Selain itu, ahli etnologi Snoep mencatat bahwa perdagangan benda-benda suci tersebut dapat merugikan keturunan orang-orang yang membuat dan menyembah benda-benda tersebut. Simonis memamerkan karya-karya galerinya dengan harga mulai dari beberapa ratus hingga 100.000 euro. Pertengahan 70-an selalu menggambarkan asal usul barang-barangnya. Misalnya, sosok pelindung dari Burkina Faso berasal dari Koleksi Paris, bagian lain dari koleksi Alan Stone (1932-2006), seorang dealer terkenal di New York. “Seni yang diciptakan Afrika adalah seni global,” kata Simonis. Sayangnya, ini tidak diakui sampai lama kemudian. Banyak yang dihancurkan selama penjajahan, misalnya oleh misionaris. Namun, banyak objek yang awalnya dipamerkan di museum sebagai bukti “keanehan” Afrika telah dilestarikan karena alasan ini.

Ahli waris para kolektor

Sementara Simonis bekerja di bagian atas seni suku, Ulrich Kortmann melakukan pekerjaan dengan baik di Dortmund dengan kisaran harga rata-rata dari 100 hingga 5000 euro. Misalnya, Anda dapat membeli apa yang disebut topeng Tatanua dari Irlandia Baru di Kepulauan Bismarck seharga 3000 euro. Karya tersebut dikatakan telah dibuat antara tahun 1930-an dan 1950-an. Ia menambahkan, kavling yang berjumlah puluhan dan ratusan ribu itu kini sebagian besar dijual melalui balai lelang besar.

Salah satunya adalah Lempertz di Cologne. Rumah lelang melelang seni suku melalui kantornya di Brussel karena pasar bahasa Prancis sangat besar. Tim Teuten bekerja untuk sebuah perusahaan yang berbasis di Cologne sebagai spesialis dalam seni Afrika dan kelautan.

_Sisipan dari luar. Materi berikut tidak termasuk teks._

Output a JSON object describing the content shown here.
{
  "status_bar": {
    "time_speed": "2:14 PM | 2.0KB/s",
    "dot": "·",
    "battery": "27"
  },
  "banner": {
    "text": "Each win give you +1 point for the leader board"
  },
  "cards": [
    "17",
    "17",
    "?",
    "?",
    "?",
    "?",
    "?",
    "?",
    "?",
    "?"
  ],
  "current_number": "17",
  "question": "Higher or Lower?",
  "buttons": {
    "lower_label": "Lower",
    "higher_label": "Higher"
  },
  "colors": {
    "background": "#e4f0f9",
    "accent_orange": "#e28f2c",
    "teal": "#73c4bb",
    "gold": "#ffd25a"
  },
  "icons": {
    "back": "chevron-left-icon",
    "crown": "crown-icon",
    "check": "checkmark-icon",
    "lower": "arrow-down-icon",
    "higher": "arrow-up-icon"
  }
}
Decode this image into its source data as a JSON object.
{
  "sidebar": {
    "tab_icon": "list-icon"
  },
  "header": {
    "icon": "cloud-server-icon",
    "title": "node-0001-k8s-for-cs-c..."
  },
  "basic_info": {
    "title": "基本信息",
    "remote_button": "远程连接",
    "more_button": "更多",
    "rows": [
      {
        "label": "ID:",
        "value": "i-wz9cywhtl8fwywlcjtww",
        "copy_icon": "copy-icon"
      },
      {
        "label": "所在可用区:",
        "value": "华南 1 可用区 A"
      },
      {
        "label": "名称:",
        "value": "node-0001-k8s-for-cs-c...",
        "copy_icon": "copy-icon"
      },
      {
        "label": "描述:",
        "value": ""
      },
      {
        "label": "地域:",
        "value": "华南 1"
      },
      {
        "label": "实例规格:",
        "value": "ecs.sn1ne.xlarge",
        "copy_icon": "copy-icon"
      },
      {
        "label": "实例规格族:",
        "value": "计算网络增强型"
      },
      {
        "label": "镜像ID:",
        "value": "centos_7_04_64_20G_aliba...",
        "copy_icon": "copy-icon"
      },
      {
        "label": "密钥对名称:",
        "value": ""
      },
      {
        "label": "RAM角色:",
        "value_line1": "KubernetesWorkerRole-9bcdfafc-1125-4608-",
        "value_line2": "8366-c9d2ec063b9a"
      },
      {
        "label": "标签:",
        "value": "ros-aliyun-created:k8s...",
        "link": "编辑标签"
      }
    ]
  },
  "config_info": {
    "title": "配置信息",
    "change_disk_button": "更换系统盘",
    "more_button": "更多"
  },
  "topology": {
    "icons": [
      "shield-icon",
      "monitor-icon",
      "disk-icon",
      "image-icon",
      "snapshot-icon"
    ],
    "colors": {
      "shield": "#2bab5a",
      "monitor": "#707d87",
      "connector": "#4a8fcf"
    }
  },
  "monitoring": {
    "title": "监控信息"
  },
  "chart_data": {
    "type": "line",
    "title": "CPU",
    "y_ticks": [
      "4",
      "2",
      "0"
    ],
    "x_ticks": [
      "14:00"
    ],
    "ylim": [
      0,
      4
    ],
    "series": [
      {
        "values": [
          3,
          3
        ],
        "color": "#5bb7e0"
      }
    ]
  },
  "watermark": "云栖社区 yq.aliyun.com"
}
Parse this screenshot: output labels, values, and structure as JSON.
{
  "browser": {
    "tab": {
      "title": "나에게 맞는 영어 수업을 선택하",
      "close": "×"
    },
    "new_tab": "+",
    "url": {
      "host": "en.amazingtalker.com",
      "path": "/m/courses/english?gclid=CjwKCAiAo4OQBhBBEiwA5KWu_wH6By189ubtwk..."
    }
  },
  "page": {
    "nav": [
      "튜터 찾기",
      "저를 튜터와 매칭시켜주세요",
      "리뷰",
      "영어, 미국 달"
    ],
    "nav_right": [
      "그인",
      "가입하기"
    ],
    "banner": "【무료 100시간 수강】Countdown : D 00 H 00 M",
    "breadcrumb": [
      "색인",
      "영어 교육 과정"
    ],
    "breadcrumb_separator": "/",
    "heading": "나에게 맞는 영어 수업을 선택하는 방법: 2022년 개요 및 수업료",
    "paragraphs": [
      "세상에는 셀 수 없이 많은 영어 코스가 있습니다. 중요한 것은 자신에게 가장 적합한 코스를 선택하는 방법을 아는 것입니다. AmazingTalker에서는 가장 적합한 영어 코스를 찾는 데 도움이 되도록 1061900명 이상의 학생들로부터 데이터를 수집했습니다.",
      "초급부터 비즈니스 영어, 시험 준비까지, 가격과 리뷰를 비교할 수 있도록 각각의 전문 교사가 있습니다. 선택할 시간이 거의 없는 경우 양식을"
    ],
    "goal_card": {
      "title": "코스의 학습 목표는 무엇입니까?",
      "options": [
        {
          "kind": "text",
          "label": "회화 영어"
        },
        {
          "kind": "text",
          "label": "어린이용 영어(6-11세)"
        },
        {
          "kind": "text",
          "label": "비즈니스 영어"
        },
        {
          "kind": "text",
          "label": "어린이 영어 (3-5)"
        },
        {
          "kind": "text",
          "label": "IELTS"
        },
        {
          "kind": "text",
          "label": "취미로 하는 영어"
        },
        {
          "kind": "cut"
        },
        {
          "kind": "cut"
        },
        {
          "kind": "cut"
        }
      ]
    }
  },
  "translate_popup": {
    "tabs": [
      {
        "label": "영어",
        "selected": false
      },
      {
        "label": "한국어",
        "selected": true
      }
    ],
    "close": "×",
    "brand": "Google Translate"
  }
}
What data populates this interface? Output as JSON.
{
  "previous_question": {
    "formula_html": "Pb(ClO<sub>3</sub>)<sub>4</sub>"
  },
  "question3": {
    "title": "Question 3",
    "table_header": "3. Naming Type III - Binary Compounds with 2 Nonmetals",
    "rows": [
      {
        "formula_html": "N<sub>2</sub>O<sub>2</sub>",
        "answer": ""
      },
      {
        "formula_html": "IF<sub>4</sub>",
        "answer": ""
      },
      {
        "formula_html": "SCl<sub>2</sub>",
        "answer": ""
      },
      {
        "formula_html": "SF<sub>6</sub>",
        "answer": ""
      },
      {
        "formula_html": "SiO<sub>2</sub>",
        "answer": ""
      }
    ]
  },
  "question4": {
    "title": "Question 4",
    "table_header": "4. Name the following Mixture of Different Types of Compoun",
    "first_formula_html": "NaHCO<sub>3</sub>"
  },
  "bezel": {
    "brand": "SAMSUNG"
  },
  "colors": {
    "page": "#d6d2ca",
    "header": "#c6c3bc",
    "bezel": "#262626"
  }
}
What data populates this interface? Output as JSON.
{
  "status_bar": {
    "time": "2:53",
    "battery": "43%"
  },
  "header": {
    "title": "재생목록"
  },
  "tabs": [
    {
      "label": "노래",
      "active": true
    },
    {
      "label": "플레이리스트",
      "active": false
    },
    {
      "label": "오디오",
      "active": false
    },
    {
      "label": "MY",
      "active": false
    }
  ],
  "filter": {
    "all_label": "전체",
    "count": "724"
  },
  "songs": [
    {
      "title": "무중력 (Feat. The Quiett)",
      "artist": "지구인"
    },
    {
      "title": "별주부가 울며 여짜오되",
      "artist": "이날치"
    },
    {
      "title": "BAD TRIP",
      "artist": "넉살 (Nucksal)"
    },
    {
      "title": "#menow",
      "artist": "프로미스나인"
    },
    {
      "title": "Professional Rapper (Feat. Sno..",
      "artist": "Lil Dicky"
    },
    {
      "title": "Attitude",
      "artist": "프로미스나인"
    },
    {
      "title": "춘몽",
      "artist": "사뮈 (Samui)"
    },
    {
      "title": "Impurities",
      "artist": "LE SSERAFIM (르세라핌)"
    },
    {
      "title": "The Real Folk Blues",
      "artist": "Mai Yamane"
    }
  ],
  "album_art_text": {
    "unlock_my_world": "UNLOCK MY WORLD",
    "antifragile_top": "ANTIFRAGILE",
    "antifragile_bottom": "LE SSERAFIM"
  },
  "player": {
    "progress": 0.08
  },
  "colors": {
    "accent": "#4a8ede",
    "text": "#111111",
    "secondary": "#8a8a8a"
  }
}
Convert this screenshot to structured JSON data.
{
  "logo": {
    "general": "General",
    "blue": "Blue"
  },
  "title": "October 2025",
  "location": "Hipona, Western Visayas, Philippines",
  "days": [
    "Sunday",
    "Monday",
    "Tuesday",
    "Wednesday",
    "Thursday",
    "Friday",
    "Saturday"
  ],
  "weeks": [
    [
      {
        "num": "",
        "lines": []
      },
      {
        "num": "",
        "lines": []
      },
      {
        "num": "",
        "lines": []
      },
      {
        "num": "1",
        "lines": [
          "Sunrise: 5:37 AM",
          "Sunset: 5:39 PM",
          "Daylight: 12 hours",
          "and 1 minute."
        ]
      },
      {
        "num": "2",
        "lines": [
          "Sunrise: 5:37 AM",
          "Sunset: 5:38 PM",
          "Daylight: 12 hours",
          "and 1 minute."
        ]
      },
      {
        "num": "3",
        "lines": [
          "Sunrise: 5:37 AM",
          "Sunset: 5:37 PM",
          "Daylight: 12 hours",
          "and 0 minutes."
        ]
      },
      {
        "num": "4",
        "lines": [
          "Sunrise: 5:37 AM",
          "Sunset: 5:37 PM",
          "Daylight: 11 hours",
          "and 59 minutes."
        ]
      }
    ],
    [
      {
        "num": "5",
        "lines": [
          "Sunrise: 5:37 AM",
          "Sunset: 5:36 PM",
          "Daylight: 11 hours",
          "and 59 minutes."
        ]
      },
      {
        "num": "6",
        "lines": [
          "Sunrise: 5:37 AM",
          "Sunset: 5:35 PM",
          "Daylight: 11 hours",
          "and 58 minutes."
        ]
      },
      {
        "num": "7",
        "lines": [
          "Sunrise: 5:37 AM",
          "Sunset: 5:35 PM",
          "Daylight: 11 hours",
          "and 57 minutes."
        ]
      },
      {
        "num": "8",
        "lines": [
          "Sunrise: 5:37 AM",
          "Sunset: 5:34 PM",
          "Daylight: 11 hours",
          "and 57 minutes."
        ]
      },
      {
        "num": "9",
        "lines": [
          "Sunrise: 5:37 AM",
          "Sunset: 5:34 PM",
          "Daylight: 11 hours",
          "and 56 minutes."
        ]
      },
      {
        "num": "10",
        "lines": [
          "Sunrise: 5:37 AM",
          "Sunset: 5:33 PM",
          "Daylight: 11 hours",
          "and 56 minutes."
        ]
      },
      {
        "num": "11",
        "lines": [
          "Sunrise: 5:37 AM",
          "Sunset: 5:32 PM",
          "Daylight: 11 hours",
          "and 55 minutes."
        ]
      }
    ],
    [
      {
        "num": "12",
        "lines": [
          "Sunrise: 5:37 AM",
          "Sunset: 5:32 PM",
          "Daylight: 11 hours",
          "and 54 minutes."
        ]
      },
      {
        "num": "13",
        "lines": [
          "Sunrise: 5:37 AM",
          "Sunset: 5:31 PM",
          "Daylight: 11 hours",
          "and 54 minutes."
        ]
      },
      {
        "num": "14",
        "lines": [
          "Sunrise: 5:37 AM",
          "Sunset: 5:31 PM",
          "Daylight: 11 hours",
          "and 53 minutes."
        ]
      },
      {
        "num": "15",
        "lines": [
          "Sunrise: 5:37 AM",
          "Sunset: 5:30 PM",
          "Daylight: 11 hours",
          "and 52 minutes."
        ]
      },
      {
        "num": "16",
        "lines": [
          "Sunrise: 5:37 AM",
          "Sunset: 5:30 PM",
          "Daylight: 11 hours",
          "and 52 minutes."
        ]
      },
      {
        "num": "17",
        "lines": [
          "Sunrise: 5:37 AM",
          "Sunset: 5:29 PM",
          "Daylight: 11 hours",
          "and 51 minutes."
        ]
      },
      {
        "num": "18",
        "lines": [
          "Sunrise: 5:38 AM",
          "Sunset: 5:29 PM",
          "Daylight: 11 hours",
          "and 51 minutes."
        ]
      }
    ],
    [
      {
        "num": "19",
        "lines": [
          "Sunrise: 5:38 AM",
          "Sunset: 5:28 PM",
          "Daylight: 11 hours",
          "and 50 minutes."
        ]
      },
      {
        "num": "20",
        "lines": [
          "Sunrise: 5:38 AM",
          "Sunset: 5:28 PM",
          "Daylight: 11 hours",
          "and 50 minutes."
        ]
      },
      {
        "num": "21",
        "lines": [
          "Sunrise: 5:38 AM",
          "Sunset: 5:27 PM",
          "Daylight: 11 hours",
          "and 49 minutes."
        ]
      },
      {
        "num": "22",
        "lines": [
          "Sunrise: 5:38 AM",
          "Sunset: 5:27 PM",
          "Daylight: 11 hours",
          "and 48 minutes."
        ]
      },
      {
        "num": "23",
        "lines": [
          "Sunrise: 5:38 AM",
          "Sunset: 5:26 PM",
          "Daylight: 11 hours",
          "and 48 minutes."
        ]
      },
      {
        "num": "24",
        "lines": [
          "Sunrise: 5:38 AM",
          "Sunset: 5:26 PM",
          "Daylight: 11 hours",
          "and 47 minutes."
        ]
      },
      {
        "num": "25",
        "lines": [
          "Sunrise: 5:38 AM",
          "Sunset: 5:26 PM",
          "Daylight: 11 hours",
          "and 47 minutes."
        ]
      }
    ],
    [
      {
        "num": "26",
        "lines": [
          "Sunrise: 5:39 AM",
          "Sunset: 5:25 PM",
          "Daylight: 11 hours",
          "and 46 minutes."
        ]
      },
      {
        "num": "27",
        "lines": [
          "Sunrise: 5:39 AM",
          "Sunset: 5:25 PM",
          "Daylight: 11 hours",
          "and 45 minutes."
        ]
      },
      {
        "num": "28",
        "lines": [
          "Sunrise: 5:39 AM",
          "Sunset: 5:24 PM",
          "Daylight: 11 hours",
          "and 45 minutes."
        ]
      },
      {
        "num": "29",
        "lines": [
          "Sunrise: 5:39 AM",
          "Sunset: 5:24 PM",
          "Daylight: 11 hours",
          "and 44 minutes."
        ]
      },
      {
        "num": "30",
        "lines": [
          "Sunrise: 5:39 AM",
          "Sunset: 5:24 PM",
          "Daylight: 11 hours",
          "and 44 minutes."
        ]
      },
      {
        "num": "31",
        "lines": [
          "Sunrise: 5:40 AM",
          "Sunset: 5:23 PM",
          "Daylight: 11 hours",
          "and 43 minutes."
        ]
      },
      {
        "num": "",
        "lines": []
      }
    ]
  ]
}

Pembicaraan baru-baru ini tentang seni yang dijarah atau dijarah secara alami mempengaruhi pasar seni. “Ketika saya memasuki pasar seni bertahun-tahun yang lalu, asal mula karya tidak begitu penting,” kata Teuton. “Itu telah berubah.” Tetapi dengan begitu banyak hal, terutama dari Afrika, sejarah hanya dapat ditelusuri kembali sekitar 50 tahun yang lalu. Misalnya, jika dijual beberapa kali oleh dealer terkenal selama ini. Asal pasti jarang dapat ditelusuri kembali ke Afrika. Menurut ahli, dalam hal seni laut, sulit untuk mencari yang asli.

Baca juga

Presiden Jerman Sotheby: Franca Haider

Selain itu, pasar sedang kacau. Ulrich Kortmann biasa menjual banyak ke museum, “seluruh koleksi ke Berlin, Stuttgart, dan Museum Misi di Werl”. Dia sering membeli barang-barang lama dari koleksi yang tidak ingin disimpan oleh ahli waris. “Sayangnya, banyak kolektor tua yang sudah tidak hidup lagi.” Beberapa kolektor muda akan mengikutinya. Kortmann mengeluh: “Jarang terjadi bahwa seseorang masih melengkapi seluruh rumah mereka dengan seni suku.”

Nanette Snoep dari Museum Rautenstrauch-Joest percaya bahwa perdagangan seni kuno non-Eropa dapat terus kehilangan relevansinya. Bagi generasi muda, arah yang disebut “seni primitif” ini mungkin sudah tidak menarik lagi. “Anda mungkin lebih tertarik pada seni anak muda kontemporer dari Afrika dan wilayah lain di Global South.”

Di sinilah Anda akan menemukan konten pihak ketiga

Untuk berinteraksi dengan atau melihat konten dari penyedia pihak ketiga, kami memerlukan persetujuan Anda.